The trust is up by 62.5% over three years against a sector average for UK Growth & Income of 55.5%.
Here are the latest stocks he has bought and sold and the one he's holding on to.
Whitley first bought a holding in Sage, the provider of accountancy software for small to medium-sized businesses, in 2011. "We were attracted by its high levels of recurring revenue (67% in 2011), good levels of profitability (27% operating margins), its strong cash flows, its robust balance sheet and the potential for growth in dividend payments," says Whitley.
Sage is mainly based in developed markets but he believes it has potential for growth due to the nature of its products. "We believe it can grow through a more rigorous focus on its portfolio of products and by moving more customers onto premium support contracts."
In recent months, the share price has been weak as investors have growing concerns over Sage's exposure to Europe, which accounts for 60% of sales. However, while trading conditions in certain markets such as Spain are likely to be difficult, much of the company's European presence is in more robust economies such as France, Germany and the UK.
"The firm's European divisions also retain those quality features of the main UK business - strong profitability and high levels of subscription income. Plus, growth from Sage's developing market divisions should also help offset any trading problems in southern Europe."
Alongside that the company now has £120 million of net cash on its balance sheet and a commitment to buy back shares if no acquisition opportunities arise. The shares also offer a prospective dividend yield of more than 4%.
Experian is a high-quality credit assessment company that provides credit risk strategies to businesses and helps individuals monitor their credit scores.
"It is another stock we bought last year. Since then, both the business and the share price have performed strongly," says Whitley. "It has a very strong market position in its core credit business as well as deriving significant revenue from its specialised services. As a result, it has generous margins and revenues have proven resilient during the downturn."
In terms of growth, the firm has managed to increase its earnings due to its ability to expand its services into new markets and regions, in particular its fast-growing credit bureau position in Brazil.
"In terms of our portfolio make-up, Experian is quite a different proposition to our other holdings. Its particular attraction in that sense is that it offers a more resilient, and arguably more transparent, exposure to credit creation than might be achieved via many financial companies.
"Unfortunately, many of these good points are now reflected in the share price, hence the decision to hold rather than buy.

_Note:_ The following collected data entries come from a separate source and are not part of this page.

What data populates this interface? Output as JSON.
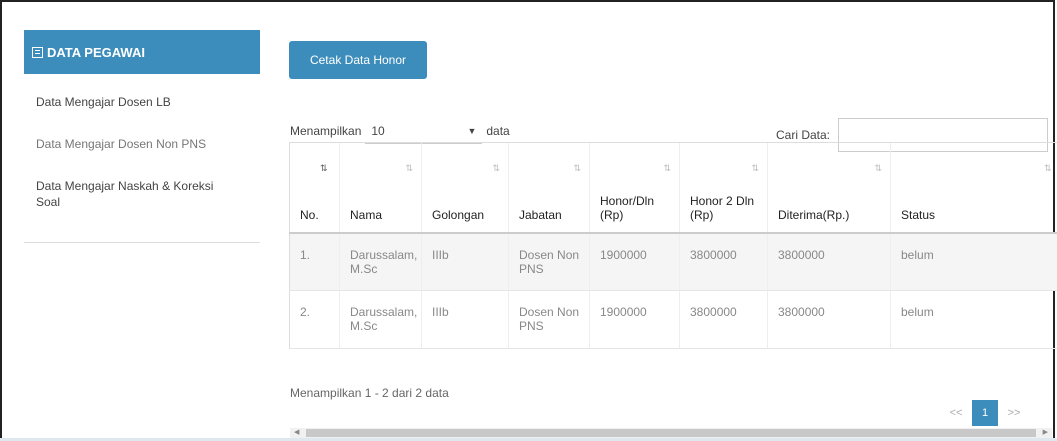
{
  "sidebar": {
    "header": "DATA PEGAWAI",
    "items": [
      {
        "label": "Data Mengajar Dosen LB"
      },
      {
        "label": "Data Mengajar Dosen Non PNS"
      },
      {
        "label": "Data Mengajar Naskah & Koreksi Soal"
      }
    ]
  },
  "toolbar": {
    "print_label": "Cetak Data Honor"
  },
  "length": {
    "prefix": "Menampilkan",
    "value": "10",
    "suffix": "data"
  },
  "search": {
    "label": "Cari Data:",
    "value": ""
  },
  "table": {
    "headers": [
      "No.",
      "Nama",
      "Golongan",
      "Jabatan",
      "Honor/Dln (Rp)",
      "Honor 2 Dln (Rp)",
      "Diterima(Rp.)",
      "Status"
    ],
    "rows": [
      [
        "1.",
        "Darussalam, M.Sc",
        "IIIb",
        "Dosen Non PNS",
        "1900000",
        "3800000",
        "3800000",
        "belum"
      ],
      [
        "2.",
        "Darussalam, M.Sc",
        "IIIb",
        "Dosen Non PNS",
        "1900000",
        "3800000",
        "3800000",
        "belum"
      ]
    ]
  },
  "info": "Menampilkan 1 - 2 dari 2 data",
  "pager": {
    "prev": "<<",
    "current": "1",
    "next": ">>"
  },
  "colors": {
    "primary": "#3c8dbc"
  }
}
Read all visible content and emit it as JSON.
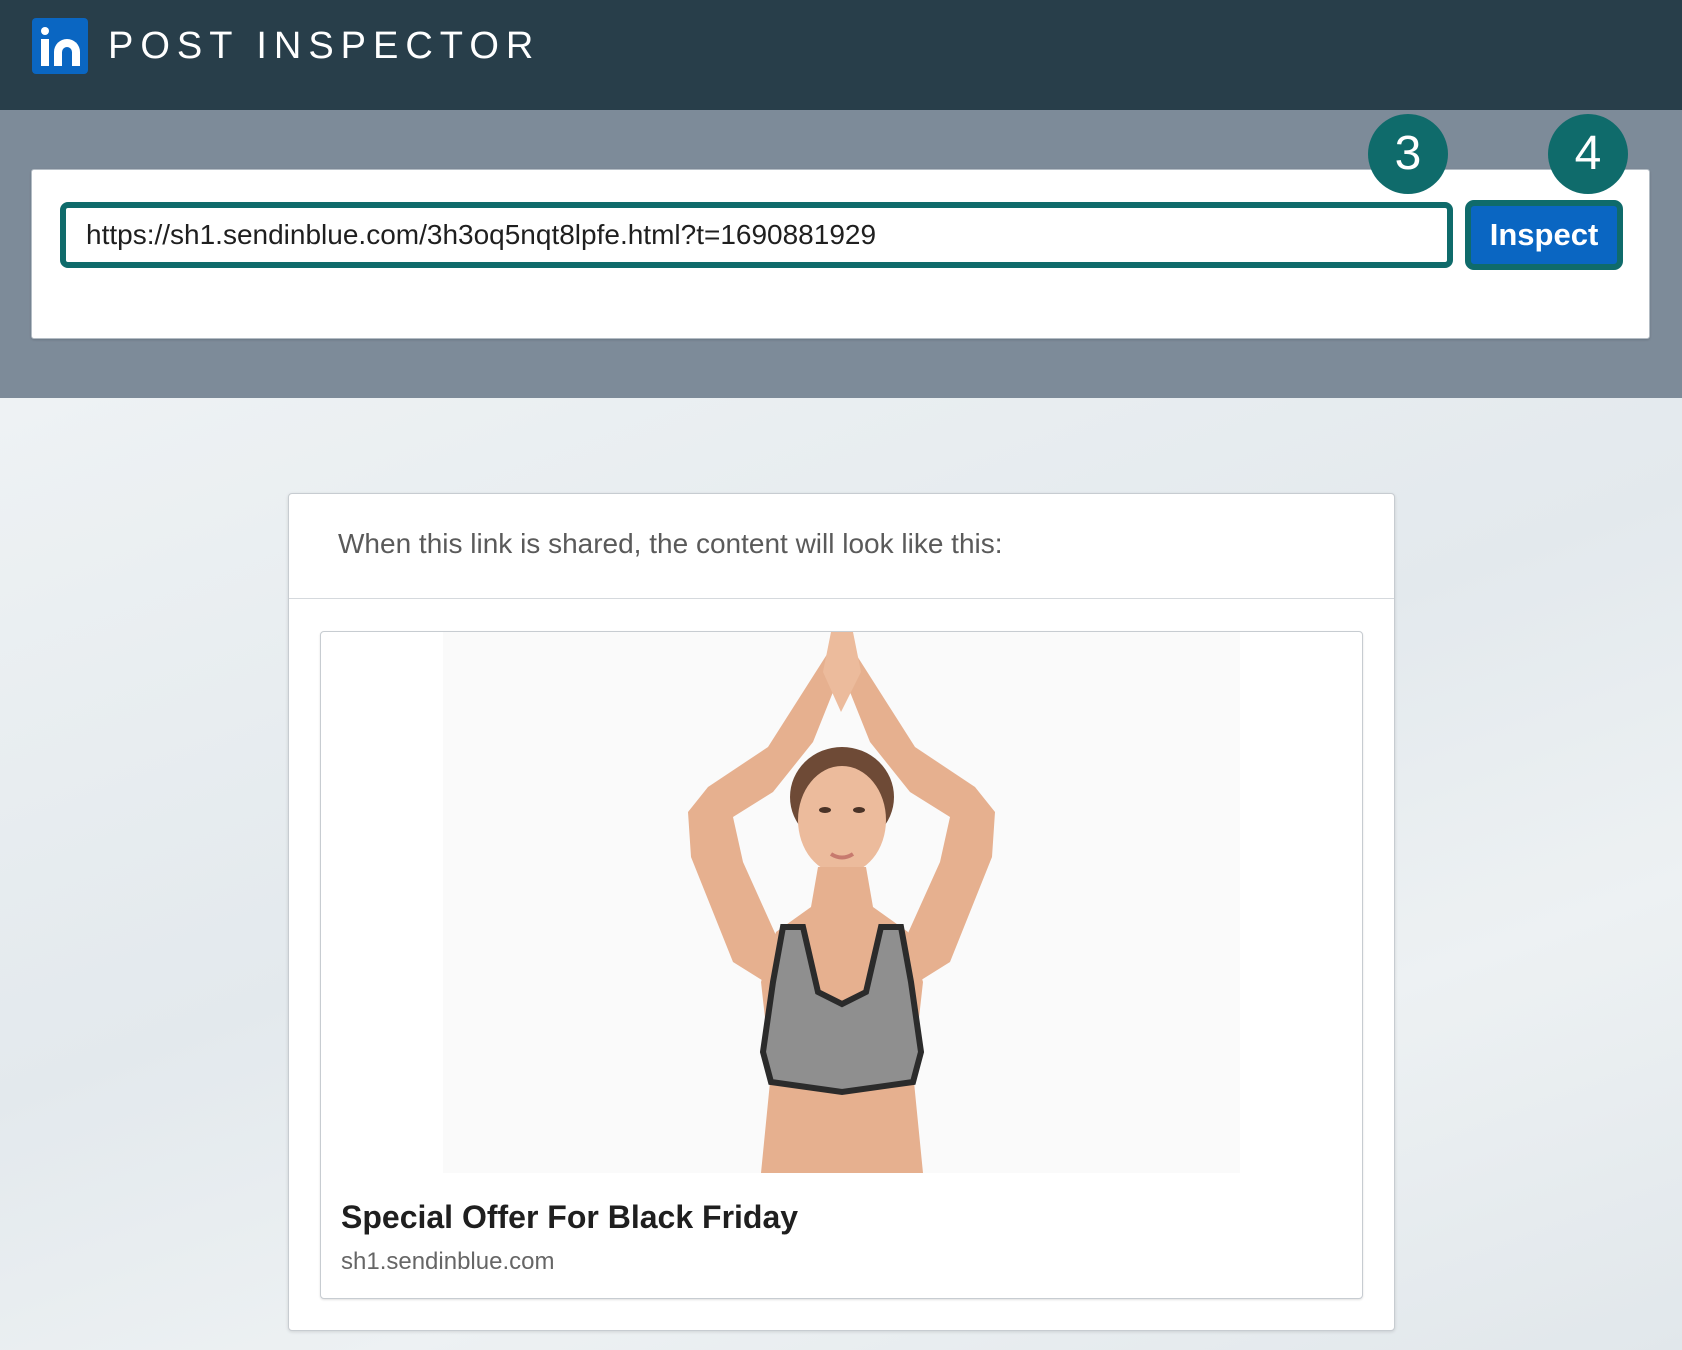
{
  "header": {
    "app_title": "POST INSPECTOR",
    "logo_icon": "linkedin-logo-icon",
    "background": "#283e4a",
    "logo_color": "#0a66c2"
  },
  "search": {
    "url_value": "https://sh1.sendinblue.com/3h3oq5nqt8lpfe.html?t=1690881929",
    "button_label": "Inspect",
    "accent_color": "#0f6b6b"
  },
  "annotations": {
    "step_input": "3",
    "step_button": "4"
  },
  "result": {
    "header_text": "When this link is shared, the content will look like this:",
    "preview": {
      "image_alt": "woman in gray sports bra with hands raised above head in yoga pose",
      "title": "Special Offer For Black Friday",
      "domain": "sh1.sendinblue.com"
    }
  }
}
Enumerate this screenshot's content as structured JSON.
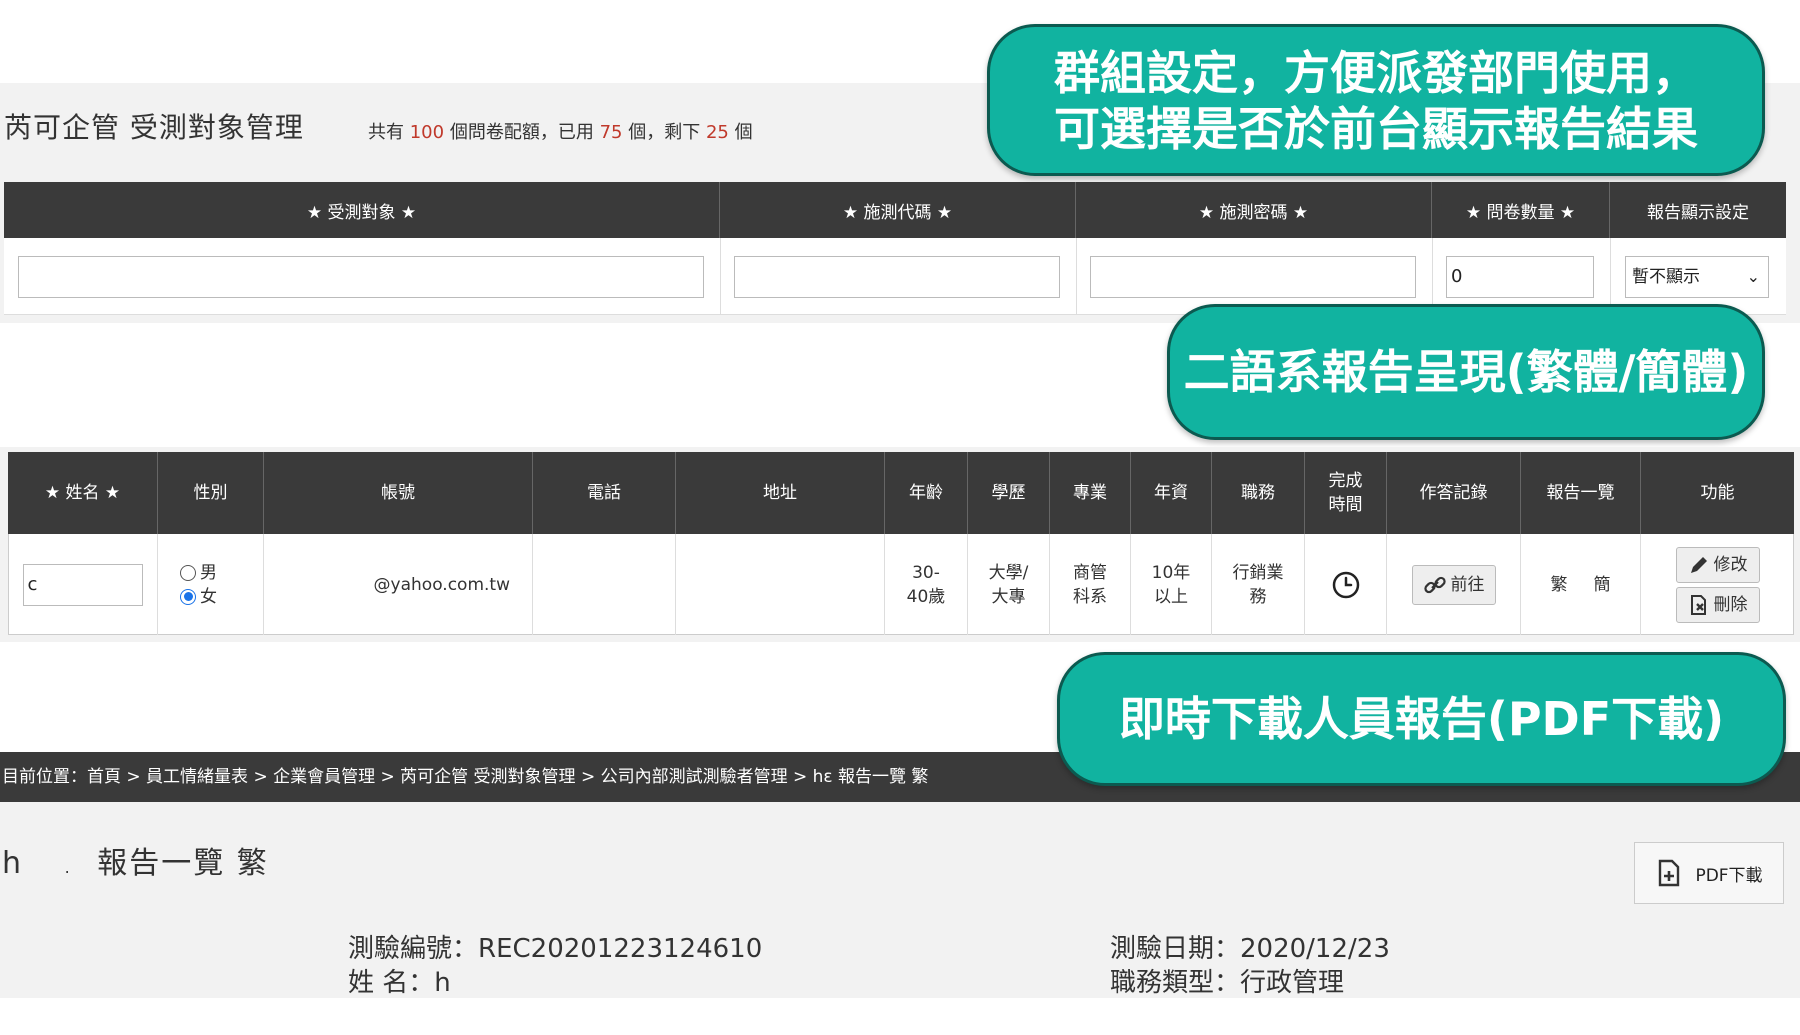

However, if the share price were to weaken at all we would welcome the opportunity to buy more stock."
SELL: UNITED UTILITIES
Whitley recently sold his holding in United Utilities. "The company has recovered well after having to cut its dividend two years ago, following an unfavourable regulatory review."
Through a series of disposals, including selling its electricity distribution networks and several overseas investments, it has shaped itself into a pure UK water company.
"The new management team has brought focus to the company with an emphasis on project delivery and cost management," he adds. "This has led to improved performance which, along with lower than expected finance costs due to the Bank of England's low interest rates, has boosted earnings."
United Utilities' share price has risen as investors have both recognised the company's improved performance and valued its steady and reliable dividend (currently 5.3%) in the current volatile financial environment.
"Though United Utilities has done well, and we appreciate the reliability of its current proposition, we felt that much of this is now reflected in the price.
"Having considered the weak global equity markets, and the array of potential investments we could invest in, the opportunity cost of holding on to United Utilities was simply too high and we decided to sell."